DOCTOR ZHIVAGO (David Lean; USA; 1965)

I’m left cold. No matter how I try to frame it, I’m just left utterly utterly cold.
It’s not that I’m averse to epic films. It’s not that I bemoan deviations and abridgements to the original novel, which I read so long ago that I can’t even remember it anyway. It’s not that I’m constantly finding flaws in the acting – true, I’ve seen Alec Guinness, Rod Steiger, and Tom Courtenay pull out better performances, and Omar Sharif, Julie Christie and Geraldine Chaplin were just a little too stiff and wooden for my liking, but by and large it’s not the performances that seem to cast an icy chill across my viewing pleasure.
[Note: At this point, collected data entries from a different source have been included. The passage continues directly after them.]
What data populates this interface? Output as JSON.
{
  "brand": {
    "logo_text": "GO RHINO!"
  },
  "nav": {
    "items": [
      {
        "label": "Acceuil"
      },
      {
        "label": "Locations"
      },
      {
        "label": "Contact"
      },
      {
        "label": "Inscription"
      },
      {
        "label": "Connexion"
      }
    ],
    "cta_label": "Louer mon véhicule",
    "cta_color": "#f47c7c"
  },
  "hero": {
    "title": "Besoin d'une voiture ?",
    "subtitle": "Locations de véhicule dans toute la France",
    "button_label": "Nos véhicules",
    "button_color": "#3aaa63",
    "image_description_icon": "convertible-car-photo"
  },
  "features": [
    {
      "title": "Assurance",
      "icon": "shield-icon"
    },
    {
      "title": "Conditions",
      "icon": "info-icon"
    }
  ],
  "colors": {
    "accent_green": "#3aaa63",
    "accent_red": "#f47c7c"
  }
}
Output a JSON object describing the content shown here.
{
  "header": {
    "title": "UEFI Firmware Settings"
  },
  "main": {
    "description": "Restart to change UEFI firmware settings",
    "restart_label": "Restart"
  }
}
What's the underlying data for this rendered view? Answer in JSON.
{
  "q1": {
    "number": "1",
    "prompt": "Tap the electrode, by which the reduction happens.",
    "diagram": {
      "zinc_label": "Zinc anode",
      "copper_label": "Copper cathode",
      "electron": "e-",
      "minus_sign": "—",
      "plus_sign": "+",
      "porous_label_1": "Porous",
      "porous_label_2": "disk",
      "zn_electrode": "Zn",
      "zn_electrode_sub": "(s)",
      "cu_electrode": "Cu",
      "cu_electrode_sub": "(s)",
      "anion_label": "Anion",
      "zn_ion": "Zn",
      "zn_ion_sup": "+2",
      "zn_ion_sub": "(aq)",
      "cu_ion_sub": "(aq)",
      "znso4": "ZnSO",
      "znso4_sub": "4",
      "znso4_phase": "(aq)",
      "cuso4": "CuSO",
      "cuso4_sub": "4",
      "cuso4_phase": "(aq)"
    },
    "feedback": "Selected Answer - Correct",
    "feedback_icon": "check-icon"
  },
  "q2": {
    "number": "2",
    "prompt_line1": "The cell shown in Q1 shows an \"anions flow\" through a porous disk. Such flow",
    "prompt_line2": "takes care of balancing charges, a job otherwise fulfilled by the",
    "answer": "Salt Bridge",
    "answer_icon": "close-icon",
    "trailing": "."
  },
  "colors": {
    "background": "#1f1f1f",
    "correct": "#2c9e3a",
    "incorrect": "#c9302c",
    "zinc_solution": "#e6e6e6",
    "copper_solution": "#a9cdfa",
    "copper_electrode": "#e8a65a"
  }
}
It’s not the length – 197 minutes is a breeze, I’ve knocked off much longer films in my time, and have often been riveted for nearly minute. It’s not even that I totally screwed up my viewing experience by watching the film out of sequence – split over two discs, I ridiculously sat through the entire second disc before thinking, “hey, this is odd, where was the opening credit sequence, and why the hell is it ending after only 90 minutesssss hang on, craaaappppppp…….” Yes, I’m sure this hilarious cock-up forever skewed my enjoyment of this film, but, heck, I did the same thing years ago (thus displaying a larger amount of stupidity than I’d like to admit) when I watched Bela Tarr’s 7-hour magnum opus, Satantango – it took me about 40 minutes to realise that I was watching Disc 3, not Disc 2 – but this didn’t ruin my enjoyment of the film at all, it merely turned a 7-hour film into an 8-hour film.
It’s just one of those anomalies that seems to occur in the realm of film-viewing. Grand and detail-rich scenes do not matter, and a decade-spanning story-arc does not matter either. Ultiamtely, it seems to be a film trying to be so many different things that it falls between the cracks of it’s own genres. It seems to be presented as a romantic epic, a war epic, action-packed, gripping – posters referred to it as ‘turbulent’ and ‘fiery’.  But it is none of these. It’s defiantly sluggish. It’s interminably lacklustre. It’s like an ant mired in molasses, determined to keep moving forward, but unable to get anywhere.